También los maoríes tienen otras tradiciones a las que debiéramos prestar atención por su profundo significado. A la hora de ir a pescar, además de los remeros que escasamente tienen la visión del trozo de mar a sus costados y la espalda de su compañero de enfrente, van otras tres figuras. En la popa, esto en la parte posterior de la embarcación, está quien lleva el timón y, por lo tanto, va dando la dirección. Al medio, está aquél que va dando las indicaciones particulares a los remeros sobre cómo enfrentar al mar, porque es esa fuerza la que permite a la barca desplazarse y desafiar las olas. Pero el más importante, es el que va en la proa, a quien llaman “el soñador”. No se trata de un experto náutico que entregue directrices respecto de las técnicas de pesca ni de cómo aprovechar la fuerza de los vientos. El soñador es aquél que va narrando a sus compañeros la maravilla de lo que se avecina: una pesca generosa que les permitirá regresar pronto a sus hogares y compartir junto a sus familias el regalo que les ha brindado el mar. Nada de gritos de guerra ni demostraciones de fuerza, lo que anima a los remeros maoríes es la ilusión que es capaz de contagiarles el soñador, quien con sus palabras logra dibujar en la imaginación de sus compañeros de faena las imágenes de esas redes rebosantes de peces y , sobre todo, tocar sus corazones con palabras empapadas en la emoción. El soñador es la figura central de la travesía marítima cuando es quien logra insuflar la fuerza en el espíritu que permite continuar aunque el cuerpo ya no tenga fuerzas.

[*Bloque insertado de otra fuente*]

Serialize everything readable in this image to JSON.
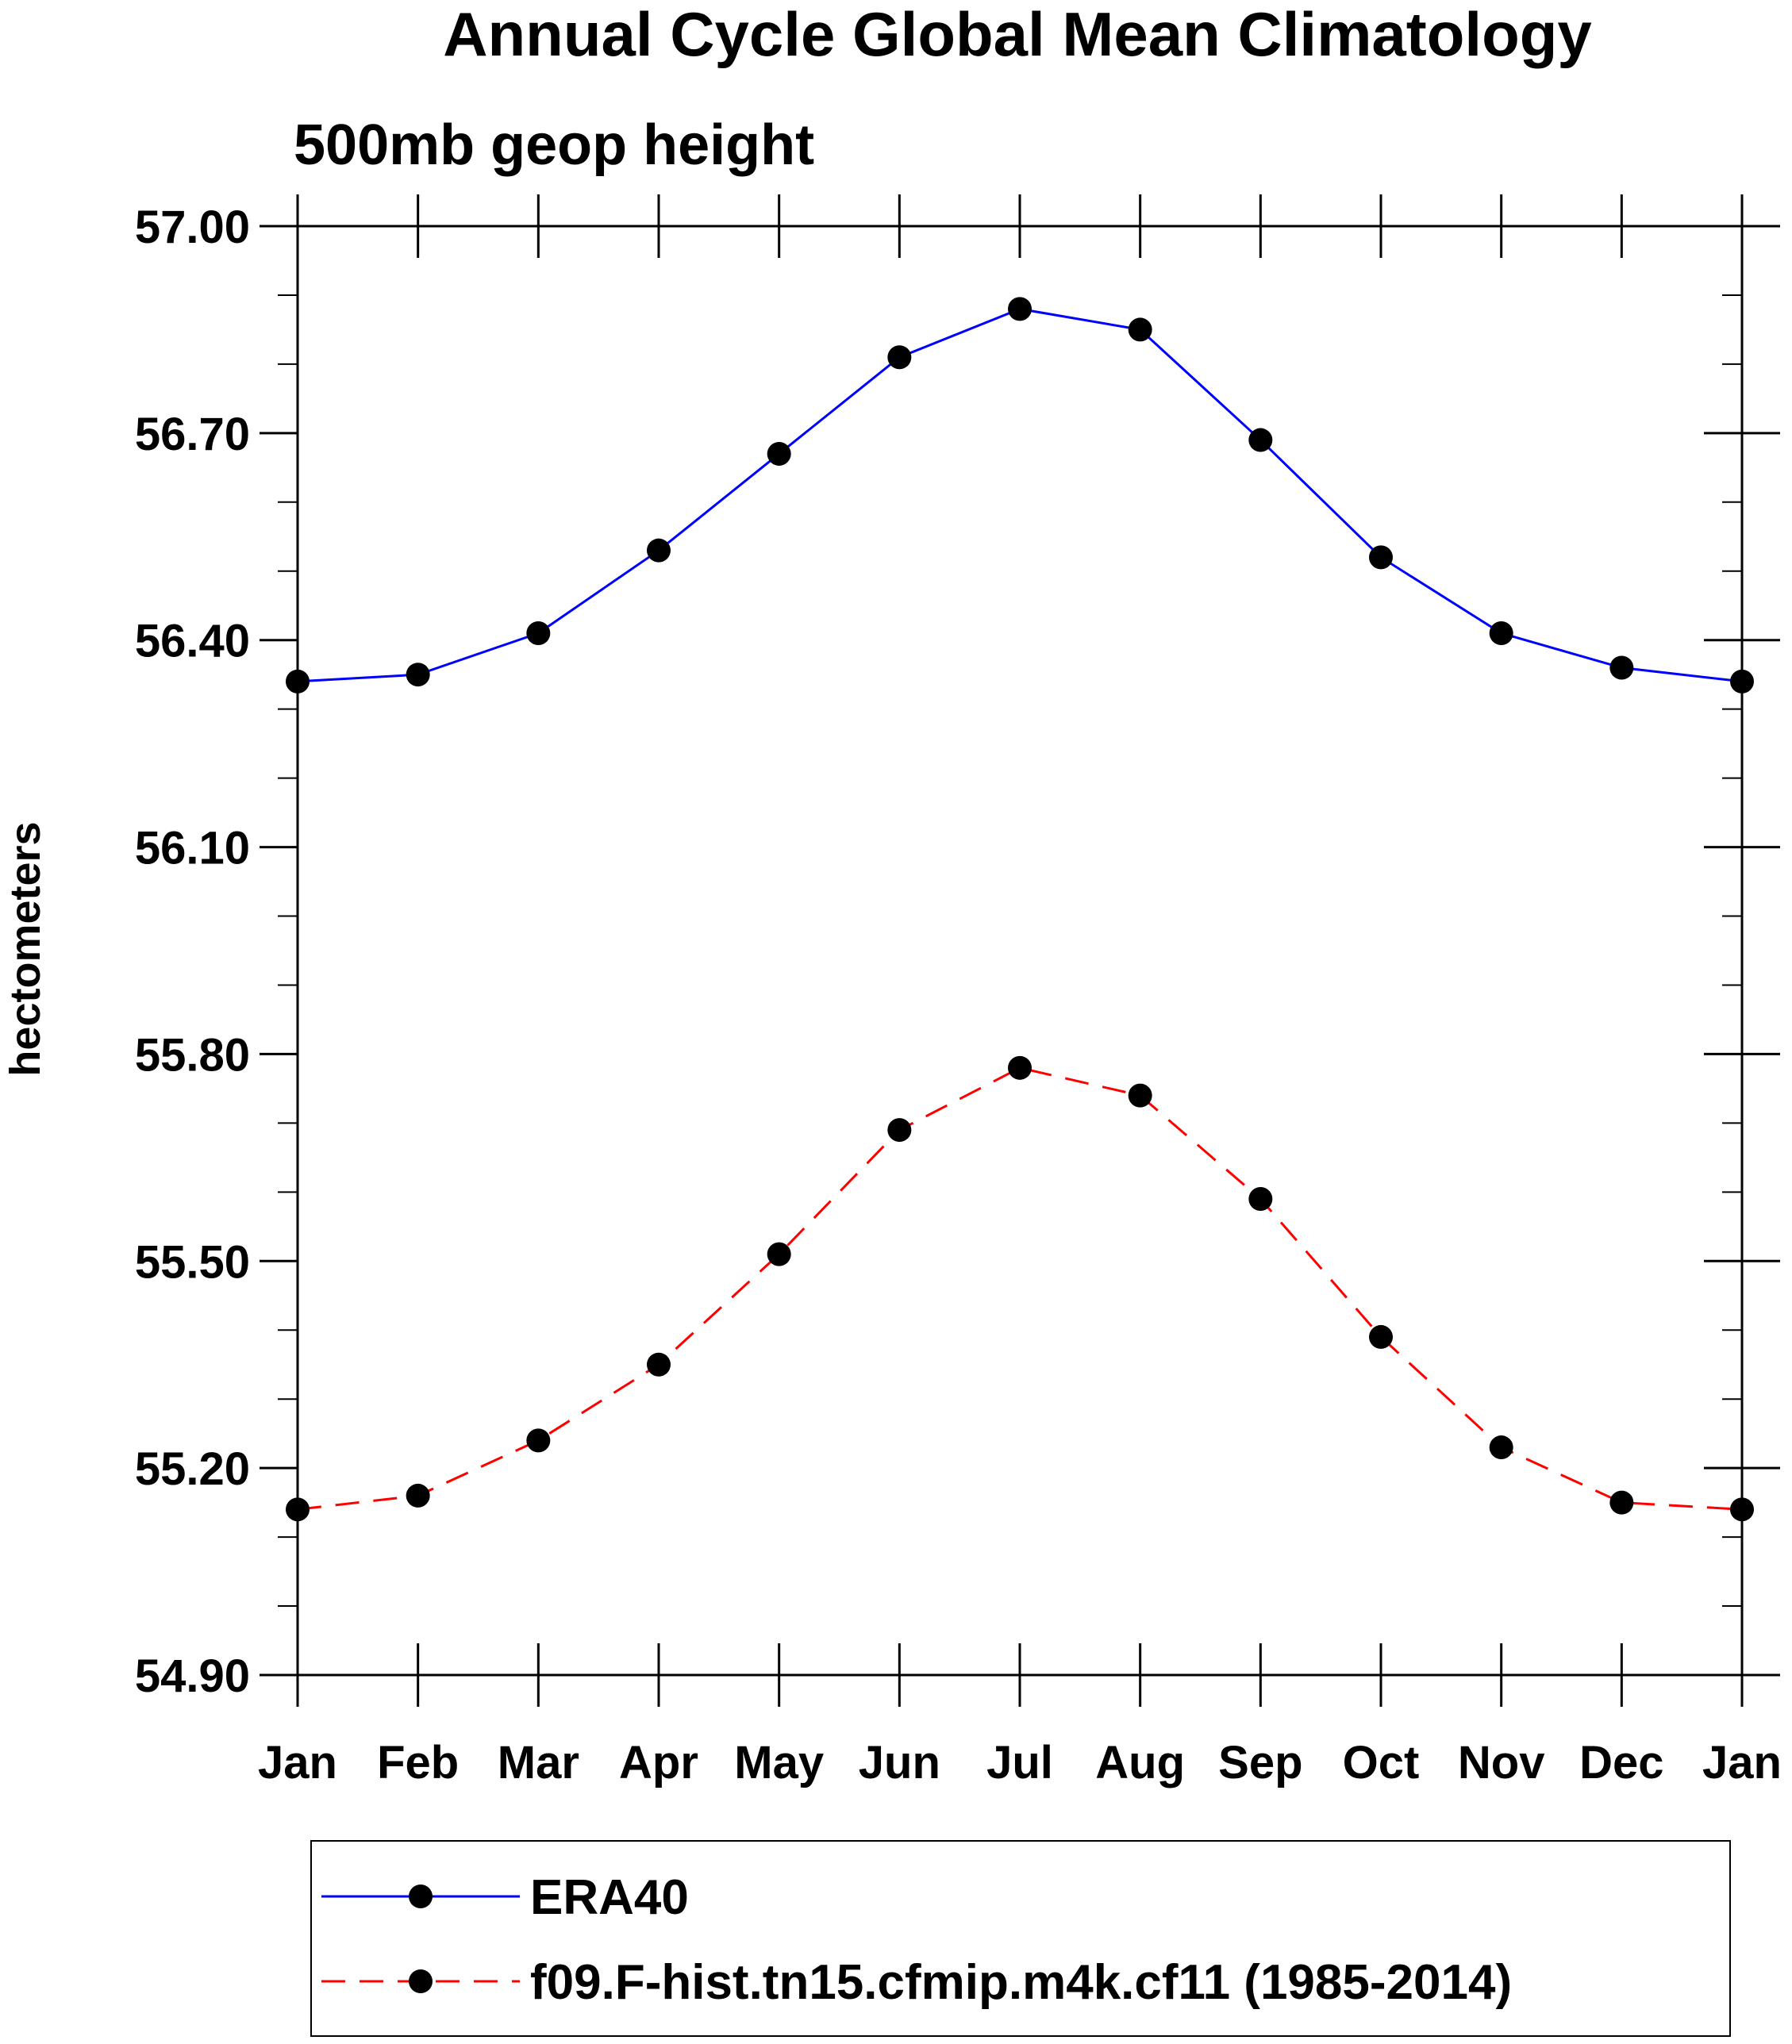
{
  "chart_data": {
    "type": "line",
    "title": "Annual Cycle Global Mean Climatology",
    "subtitle": "500mb geop height",
    "ylabel": "hectometers",
    "xlabel": "",
    "categories": [
      "Jan",
      "Feb",
      "Mar",
      "Apr",
      "May",
      "Jun",
      "Jul",
      "Aug",
      "Sep",
      "Oct",
      "Nov",
      "Dec",
      "Jan"
    ],
    "ylim": [
      54.9,
      57.0
    ],
    "yticks": [
      "54.90",
      "55.20",
      "55.50",
      "55.80",
      "56.10",
      "56.40",
      "56.70",
      "57.00"
    ],
    "grid": false,
    "legend_position": "bottom",
    "series": [
      {
        "name": "ERA40",
        "color": "#0000ff",
        "dash": "solid",
        "marker": "filled-circle",
        "values": [
          56.34,
          56.35,
          56.41,
          56.53,
          56.67,
          56.81,
          56.88,
          56.85,
          56.69,
          56.52,
          56.41,
          56.36,
          56.34
        ]
      },
      {
        "name": "f09.F-hist.tn15.cfmip.m4k.cf11 (1985-2014)",
        "color": "#ff0000",
        "dash": "dashed",
        "marker": "filled-circle",
        "values": [
          55.14,
          55.16,
          55.24,
          55.35,
          55.51,
          55.69,
          55.78,
          55.74,
          55.59,
          55.39,
          55.23,
          55.15,
          55.14
        ]
      }
    ]
  }
}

En política, ya se sabe desde antiguo el poder de la palabra. De la potencia de un relato cuando es conmovedor, de esos que erizan los pelos . Ejemplos de estos soñadores hay muchos en la historia de la humanidad y entre los más recientes está el malhadado John F. Kennedy diciendo “I am a berliner”, Martin Luther King emocionado con su “I have a dream” o Salvador Allende, presagiando el día en que “se abrirán las grandes alamedas por donde pase el hombre libre”… frases que han quedado a fuego en la memoria colectiva y que hablan de hombres que tenían sueños y que fueron capaces de verbalizarlos de tal manera que pudieron contagiar a multitudes mucho más amplias que las que los escucharon en vida.
El relato es esencial en la comunicación humana y quien logre tocar el alma del otro con él, habrá obrado un pequeño gran milagro. Un hecho cotidiano que adquiere ribetes taumatúrgicos cuando se trata de multitudes empapadas en una épica que les permite sentirse parte de un todo y a través de esa comunión ser parte de un sueño colectivo.

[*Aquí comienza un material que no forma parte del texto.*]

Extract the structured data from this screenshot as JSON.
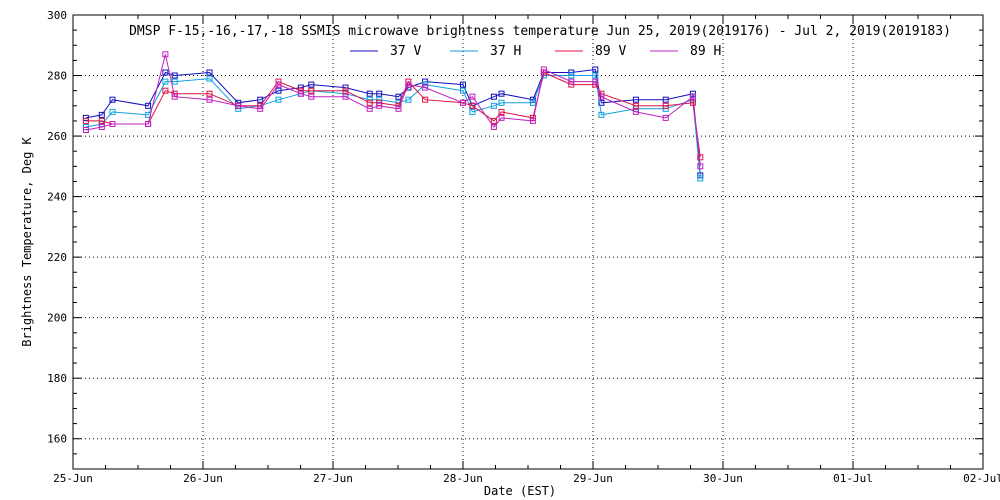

Estamos escasos de soñadores en Chile, como que también son tiempos difíciles para ellos. Esa disciplina llamada economía se ha adueñado del discurso público con sus guarismos y predicciones que más que pronosticar, directamente inciden como “muertes anunciadas”. Porque la economía es pura emoción, qué duda cabe con la histérica reacción de la Bolsa de Comercio local, un día después de las recientes elecciones presidenciales al constatar que no se cumplía lo que las mentirosas encuestas venían dibujando en la mente del electorado. Las encuestas y encuestadores operaron como “soñadores” sin tener la autorización para ello, abusando de un poder que la misma sociedad les entregó para que, como científicos sociales, sacaran “fotografías instantáneas” de las intenciones de voto. En cambio, se dedicaron de manera maliciosa a crear escenarios ficticios pero convenientes para un sector del espectro político. La Justicia debiera encargarse de ellos…
Pero nuestra genuina necesidad es de verdaderos soñadores, de hombres y mujeres que nos relaten esas ilusiones que nos permitan seguir remando en el día a día. Que nos inviten a imaginar un Chile respetuoso y cariñoso. Un país donde podamos mirarnos a los ojos y no desviar la mirada por el miedo, la rabia o la desconfianza. Sueños que alimenten el espíritu de un país cansado que necesita mucho más que la promesa del dinero.